I've been working for progressive, social justice nonprofits and been active on various electoral and community organizing campaigns for the past thirteen years. That doesn't make me a hardened, wizened veteran by any means, but it also means that I've seen a few things. And yes, I've become more and more cynical every year I witness the increasing degradation of our amazing planet's natural resources, the war-profiteering of privileged (mostly) white men in conservative suits, the unjust criminalization of poor people of color and young people, the governmental neglect of places like post-Katrina New Orleans and the Gulf South, and more and more impoverished people roaming the streets of the wealthiest country in the world.
And even though I've drawn lots of inspiration from the young people that develop into amazing leaders at Californians for Justice where I have had the privilege to work for the past four years, I do believe that, for the most part, I'd become a bit bitter about American politics. I think a part of my heart had really given up on this country, on the potential of the people who live here to come together, help each other, and work for a better world.
Tonite, I started to feel an emotion that I think I hadn't felt for more than a fleeting few moments for a long, long time. I was watching Barack Obama make his acceptance speech as the Democratic Presidential nominee, and I felt a stirring in my heart that felt both new and familiar. I can remember feeling this emotion when I first started doing activist work, and saw what ordinary people were willing to do to create a better future for themselves and their children. I've felt this feeling when I see a young person--who came to CFJ barely being able to speak in a group of ten other students--stand up in front of two-hundred people and make a passionate, articulate and intelligent speech. I felt this emotion when I've protested with Filipino WWII veterans in front of the White House, or at a UC Regents meeting, or at a hotel workers picket in San Francisco.

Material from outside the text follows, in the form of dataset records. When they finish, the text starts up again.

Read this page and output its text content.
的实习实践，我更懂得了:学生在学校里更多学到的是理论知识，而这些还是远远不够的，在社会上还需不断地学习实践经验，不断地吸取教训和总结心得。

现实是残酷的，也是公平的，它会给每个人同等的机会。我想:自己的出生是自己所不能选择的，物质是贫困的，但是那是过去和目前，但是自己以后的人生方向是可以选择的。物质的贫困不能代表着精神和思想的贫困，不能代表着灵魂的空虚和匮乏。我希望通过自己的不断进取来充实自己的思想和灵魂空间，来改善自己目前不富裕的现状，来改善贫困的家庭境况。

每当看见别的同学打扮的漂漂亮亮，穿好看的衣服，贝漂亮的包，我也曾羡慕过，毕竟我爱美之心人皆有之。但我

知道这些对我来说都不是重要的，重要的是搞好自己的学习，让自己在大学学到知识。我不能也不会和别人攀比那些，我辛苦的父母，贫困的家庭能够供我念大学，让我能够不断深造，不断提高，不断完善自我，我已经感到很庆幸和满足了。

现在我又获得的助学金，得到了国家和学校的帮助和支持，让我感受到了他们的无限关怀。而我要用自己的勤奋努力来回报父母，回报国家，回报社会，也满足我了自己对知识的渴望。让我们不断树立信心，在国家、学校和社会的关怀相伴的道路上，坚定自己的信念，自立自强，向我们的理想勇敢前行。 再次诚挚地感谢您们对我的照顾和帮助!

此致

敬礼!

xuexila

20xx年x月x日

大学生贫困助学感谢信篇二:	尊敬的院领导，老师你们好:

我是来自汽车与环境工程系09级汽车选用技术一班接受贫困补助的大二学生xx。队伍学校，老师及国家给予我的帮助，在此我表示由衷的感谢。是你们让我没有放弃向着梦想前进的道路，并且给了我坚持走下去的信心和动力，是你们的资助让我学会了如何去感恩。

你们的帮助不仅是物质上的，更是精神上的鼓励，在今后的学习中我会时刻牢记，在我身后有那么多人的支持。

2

This feeling is Hope. Yes, Hope with a capital 'H'. I know it sounds hokey and sentimental and silly on some levels, but this the truth and this is real. I feel hope for the future of this country and this planet for the first time in a long while. I don't think even I realized how long it'd been since I truly felt hopeful about regular American people of all races and creeds and backgrounds being able to come together to do something good for the world. Hope, it's a powerful feeling.
And I have to admit, it feels really, really good.